Inspirada en el siglo XIX, Second Skin combina referencias históricas con una visión moderna del cuerpo y del diseño. La colección presenta tres looks que destacan por su estructura, uso de materiales y coherencia visual. Predominan el negro y los tonos beige, que refuerzan el contraste entre la elegancia atemporal y la naturalidad de la piel.
Cada prenda está construida para abrazar el cuerpo y resaltar su forma, no para imponerle una silueta. La diseñadora revisa piezas como el corsé, el liguero o la faja desde un enfoque que equilibra sensualidad y estructura. En algunos detalles se percibe la influencia de maestros como Jean Paul Gaultier, especialmente en la experimentación con formas y volúmenes.
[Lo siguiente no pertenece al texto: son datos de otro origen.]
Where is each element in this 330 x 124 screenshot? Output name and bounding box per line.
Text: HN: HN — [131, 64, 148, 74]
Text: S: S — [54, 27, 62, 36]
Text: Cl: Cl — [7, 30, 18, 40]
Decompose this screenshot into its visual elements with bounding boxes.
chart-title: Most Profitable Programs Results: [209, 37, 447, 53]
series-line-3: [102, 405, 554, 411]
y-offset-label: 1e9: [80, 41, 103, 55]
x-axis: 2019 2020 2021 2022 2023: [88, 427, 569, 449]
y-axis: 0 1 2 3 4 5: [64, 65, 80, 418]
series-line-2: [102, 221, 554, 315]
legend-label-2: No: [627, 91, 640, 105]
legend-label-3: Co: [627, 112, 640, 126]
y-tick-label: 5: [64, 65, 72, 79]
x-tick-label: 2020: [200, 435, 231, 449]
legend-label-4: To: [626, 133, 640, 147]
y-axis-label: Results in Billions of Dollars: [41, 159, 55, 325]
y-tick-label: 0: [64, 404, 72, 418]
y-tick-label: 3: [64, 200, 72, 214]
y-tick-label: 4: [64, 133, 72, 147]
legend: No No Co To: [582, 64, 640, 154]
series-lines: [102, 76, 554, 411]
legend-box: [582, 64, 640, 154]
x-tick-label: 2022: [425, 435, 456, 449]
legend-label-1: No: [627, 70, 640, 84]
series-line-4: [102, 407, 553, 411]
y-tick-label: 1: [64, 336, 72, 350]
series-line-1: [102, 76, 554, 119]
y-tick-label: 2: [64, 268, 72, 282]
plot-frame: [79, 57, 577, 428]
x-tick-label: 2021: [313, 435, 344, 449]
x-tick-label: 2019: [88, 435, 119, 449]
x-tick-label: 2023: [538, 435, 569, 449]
El proceso de trabajo se ha desarrollado con una metodología artesanal y analítica. Molina estudió prendas de referencia, observó sus estructuras y adaptó elementos técnicos como los sistemas de ajuste o los bordados de seda. Este enfoque le ha permitido desarrollar una propuesta precisa, cuidada y honesta, que combina el aprendizaje técnico con una visión personal del diseño.
Second Skin marca una etapa de madurez creativa para María Molina. La colección reafirma su interés por el estudio del cuerpo, la técnica y la historia de la moda íntima, y consolida su compromiso con una forma de diseño que une investigación, sensibilidad y rigor.